Perda adalah Aturan Daerah. Ini Fungsi, Dasar Hukum, dan Relevansinya dengan Pemilu
Wamena - Peraturan Daerah (Perda) merupakan salah satu instrumen penting dalam sistem hukum nasional yang berfungsi mengatur berbagai urusan pemerintahan dan kehidupan masyarakat pada tingkat lokal. Melalui Perda, pemerintah daerah diberikan ruang untuk menyesuaikan kebijakan dengan karakteristik, kebutuhan, dan persoalan khas wilayah masing-masing, tanpa keluar dari kerangka konstitusi dan peraturan yang lebih tinggi. Kehadiran Perda menjadikan otonomi daerah berjalan lebih nyata dan terarah.?
Bagi Website JDIH KPU, pembahasan mengenai Perda relevan karena banyak aspek teknis penyelenggaraan pemilu dan pilkada di daerah yang bergantung pada dukungan regulasi dan kebijakan pemerintah daerah. Perda berkaitan dengan penataan wilayah, dukungan anggaran, ketertiban umum, hingga penggunaan fasilitas publik yang semuanya berdampak pada kelancaran tahapan pemilu. Dengan memahami fungsi dan kedudukan Perda, masyarakat dapat melihat bagaimana sinergi pemerintah daerah dan KPU ikut menentukan kualitas demokrasi di tingkat lokal.?
Pengertian Peraturan Daerah (Perda)
Peraturan Daerah (Perda) adalah aturan hukum yang dibentuk oleh kepala daerah bersama Dewan Perwakilan Rakyat Daerah (DPRD) di tingkat provinsi maupun kabupaten/kota, untuk mengatur penyelenggaraan pemerintahan dan kepentingan masyarakat di wilayahnya. Perda memiliki kekuatan mengikat bagi seluruh warga, lembaga, dan pihak terkait yang berada di dalam yurisdiksi daerah tersebut, selama masih sesuai dengan konstitusi dan peraturan perundang-undangan yang lebih tinggi. Dengan demikian, Perda menjadi bentuk konkret pelaksanaan otonomi daerah sebagaimana diamanatkan UUD 1945.?
Secara konstitusional, Pasal 18 ayat (6) UUD 1945 menegaskan bahwa pemerintah daerah berhak menetapkan Perda dan peraturan lain dalam rangka menjalankan otonomi dan tugas pembantuan. Ketentuan ini kemudian dijabarkan lebih lanjut dalam Undang-Undang Nomor 23 Tahun 2014 tentang Pemerintahan Daerah yang menjelaskan kewenangan pembentukan Perda berdasarkan urusan wajib dan urusan pilihan daerah. Artinya, Perda lahir dari kebutuhan nyata masyarakat daerah, bukan sekadar formalitas administratif.?

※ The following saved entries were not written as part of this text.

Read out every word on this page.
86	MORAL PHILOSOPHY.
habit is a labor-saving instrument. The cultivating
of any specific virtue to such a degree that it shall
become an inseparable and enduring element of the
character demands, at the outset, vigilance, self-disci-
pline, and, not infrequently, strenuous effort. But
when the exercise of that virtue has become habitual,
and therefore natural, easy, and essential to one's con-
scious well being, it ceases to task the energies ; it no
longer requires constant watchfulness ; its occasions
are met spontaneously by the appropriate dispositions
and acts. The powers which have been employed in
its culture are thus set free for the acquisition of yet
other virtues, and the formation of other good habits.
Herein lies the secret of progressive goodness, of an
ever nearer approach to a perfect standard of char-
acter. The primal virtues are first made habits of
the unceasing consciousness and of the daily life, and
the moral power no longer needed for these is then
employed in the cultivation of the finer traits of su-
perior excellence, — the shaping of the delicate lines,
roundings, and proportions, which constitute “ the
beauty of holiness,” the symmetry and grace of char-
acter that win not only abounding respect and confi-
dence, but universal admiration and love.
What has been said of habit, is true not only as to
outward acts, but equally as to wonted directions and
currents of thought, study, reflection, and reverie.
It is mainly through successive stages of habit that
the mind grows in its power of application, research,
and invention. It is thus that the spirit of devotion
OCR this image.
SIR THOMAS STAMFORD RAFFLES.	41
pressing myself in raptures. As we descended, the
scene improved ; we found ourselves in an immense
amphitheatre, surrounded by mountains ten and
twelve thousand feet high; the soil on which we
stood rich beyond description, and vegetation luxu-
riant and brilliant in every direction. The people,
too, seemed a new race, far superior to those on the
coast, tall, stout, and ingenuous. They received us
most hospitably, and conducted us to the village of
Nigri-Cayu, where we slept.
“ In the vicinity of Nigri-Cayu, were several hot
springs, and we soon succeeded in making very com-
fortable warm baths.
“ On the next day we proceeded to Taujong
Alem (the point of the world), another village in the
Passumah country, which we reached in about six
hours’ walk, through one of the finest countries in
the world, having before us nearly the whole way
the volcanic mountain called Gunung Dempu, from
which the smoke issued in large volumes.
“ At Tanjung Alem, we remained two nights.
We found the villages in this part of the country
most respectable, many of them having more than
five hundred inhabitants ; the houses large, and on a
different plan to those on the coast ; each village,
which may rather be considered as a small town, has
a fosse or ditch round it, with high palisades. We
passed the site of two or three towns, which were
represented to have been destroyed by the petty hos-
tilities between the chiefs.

Sebagai bagian dari sistem hukum nasional, Perda tidak berdiri sendiri. Perda harus disusun dengan memperhatikan asas pembentukan peraturan yang baik, seperti kejelasan tujuan, kesesuaian antara jenis dan materi muatan, serta keterbukaan. Karena statusnya sebagai produk politik daerah, penyusunan Perda juga menjadi sarana penyaluran aspirasi masyarakat melalui mekanisme legislasi di DPRD.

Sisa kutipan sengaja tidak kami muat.